Pre-draft measurables
| Height | Weight | Arm length | Hand span | Wingspan | 40-yard dash | 10-yard split | 20-yard split | 20-yard shuttle | Three-cone drill | Vertical jump | Broad jump | Bench press |
| 5 ft 11+1⁄4 in (1.81 m) | 195 lb (88 kg) | 32+1⁄2 in (0.83 m) | 8+3⁄4 in (0.22 m) | 6 ft 2+7⁄8 in (1.90 m) | 4.50 s | 1.59 s | 2.56 s | 4.19 s | 7.03 s | 33.5 in (0.85 m) | 10 ft 3 in (3.12 m) | 19 reps |
All values from Pro Day

===New Orleans Saints===
Gray signed with the New Orleans Saints as an undrafted free agent on May 3, 2018. He played in five games, primarily playing on special teams, before being waived on November 13, 2018, and re-signed to the practice squad. He signed a reserve/future contract with the Saints on January 21, 2019.

In 2019, Gray played in all 16 games as a core special-teamer. He tied for the league-lead with 16 special teams tackles and was named second-team All-Pro as a special teamer.

On March 3, 2021, Gray signed a two-year, $4 million contract extension with the Saints.
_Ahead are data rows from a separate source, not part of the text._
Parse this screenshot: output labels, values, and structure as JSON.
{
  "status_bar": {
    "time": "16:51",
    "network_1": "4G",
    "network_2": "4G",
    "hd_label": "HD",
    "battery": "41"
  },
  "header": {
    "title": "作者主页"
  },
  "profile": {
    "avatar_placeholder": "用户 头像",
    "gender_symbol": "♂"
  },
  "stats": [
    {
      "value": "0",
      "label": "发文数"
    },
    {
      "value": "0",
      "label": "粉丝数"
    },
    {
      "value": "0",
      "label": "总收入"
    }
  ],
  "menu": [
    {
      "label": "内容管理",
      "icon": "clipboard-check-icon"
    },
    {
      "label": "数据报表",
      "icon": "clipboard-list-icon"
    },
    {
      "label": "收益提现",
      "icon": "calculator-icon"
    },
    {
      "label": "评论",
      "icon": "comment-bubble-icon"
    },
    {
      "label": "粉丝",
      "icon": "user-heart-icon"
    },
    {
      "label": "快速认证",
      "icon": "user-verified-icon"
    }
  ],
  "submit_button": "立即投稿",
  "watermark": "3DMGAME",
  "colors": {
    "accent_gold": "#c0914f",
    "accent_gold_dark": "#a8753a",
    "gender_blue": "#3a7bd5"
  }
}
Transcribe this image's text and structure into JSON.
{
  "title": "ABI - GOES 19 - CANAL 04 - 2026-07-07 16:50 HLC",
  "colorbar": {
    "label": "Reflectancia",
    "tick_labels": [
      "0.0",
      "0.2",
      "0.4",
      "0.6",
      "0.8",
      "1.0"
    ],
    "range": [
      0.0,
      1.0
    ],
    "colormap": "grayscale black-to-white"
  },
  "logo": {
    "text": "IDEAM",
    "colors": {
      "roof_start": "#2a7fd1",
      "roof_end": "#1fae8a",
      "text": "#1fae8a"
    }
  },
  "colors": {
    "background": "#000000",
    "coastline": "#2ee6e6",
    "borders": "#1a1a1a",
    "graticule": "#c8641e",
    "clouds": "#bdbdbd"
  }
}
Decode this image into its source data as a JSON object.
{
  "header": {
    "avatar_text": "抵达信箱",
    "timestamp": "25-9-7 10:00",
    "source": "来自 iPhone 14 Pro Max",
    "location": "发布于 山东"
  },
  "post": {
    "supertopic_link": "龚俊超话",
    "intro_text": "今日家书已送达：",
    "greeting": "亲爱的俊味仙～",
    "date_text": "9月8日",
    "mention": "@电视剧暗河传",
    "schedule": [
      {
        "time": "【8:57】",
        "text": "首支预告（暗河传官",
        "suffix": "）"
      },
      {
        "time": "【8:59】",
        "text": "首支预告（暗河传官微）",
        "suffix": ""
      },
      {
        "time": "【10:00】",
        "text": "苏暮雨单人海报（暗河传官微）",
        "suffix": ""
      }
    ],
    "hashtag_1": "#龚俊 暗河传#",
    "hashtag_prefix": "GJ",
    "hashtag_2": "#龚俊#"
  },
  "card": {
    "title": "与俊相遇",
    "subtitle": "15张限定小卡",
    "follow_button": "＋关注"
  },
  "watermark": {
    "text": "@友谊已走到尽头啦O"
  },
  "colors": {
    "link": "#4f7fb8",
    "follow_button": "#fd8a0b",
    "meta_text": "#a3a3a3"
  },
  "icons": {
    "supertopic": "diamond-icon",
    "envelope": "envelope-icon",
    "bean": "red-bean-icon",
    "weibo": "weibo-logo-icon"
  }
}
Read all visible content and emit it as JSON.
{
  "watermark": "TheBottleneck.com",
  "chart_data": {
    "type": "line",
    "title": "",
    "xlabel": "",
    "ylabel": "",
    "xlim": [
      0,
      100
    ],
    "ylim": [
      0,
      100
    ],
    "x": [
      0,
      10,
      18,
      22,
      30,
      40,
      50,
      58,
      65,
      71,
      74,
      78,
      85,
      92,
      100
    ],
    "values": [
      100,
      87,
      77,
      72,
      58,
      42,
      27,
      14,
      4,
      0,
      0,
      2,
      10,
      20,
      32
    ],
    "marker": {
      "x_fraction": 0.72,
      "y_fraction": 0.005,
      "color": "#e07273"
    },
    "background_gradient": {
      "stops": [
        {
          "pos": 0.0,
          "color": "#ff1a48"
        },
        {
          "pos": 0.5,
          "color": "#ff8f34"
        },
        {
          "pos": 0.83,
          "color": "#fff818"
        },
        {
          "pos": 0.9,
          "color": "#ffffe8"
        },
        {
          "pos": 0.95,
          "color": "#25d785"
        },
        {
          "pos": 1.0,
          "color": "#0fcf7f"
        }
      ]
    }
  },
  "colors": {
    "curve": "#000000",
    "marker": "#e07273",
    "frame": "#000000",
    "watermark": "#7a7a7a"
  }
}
Gray was elected captain for the 2021 season.

On March 10, 2023, Gray signed a three-year contract extension with the Saints.

On September 1, 2025, Gray was released by the Saints after seven seasons.

===Baltimore Ravens===
Gray signed with the Baltimore Ravens' practice squad on September 3, 2025.

=== Denver Broncos ===
On October 13, 2025, the Denver Broncos signed Gray off the Ravens' practice squad to bolster their struggling special teams unit, reuniting him with head coach Sean Payton. After playing in one game, he was released with an injury settlement on November 4.

===Tampa Bay Buccaneers===
On November 21, 2025, Gray signed with the Tampa Bay Buccaneers' practice squad. He was promoted to the active roster on December 19.

=== Philadelphia Eagles ===
On March 21, 2026, Gray signed a one-year contract with the Philadelphia Eagles. On August 24, Gray was waived.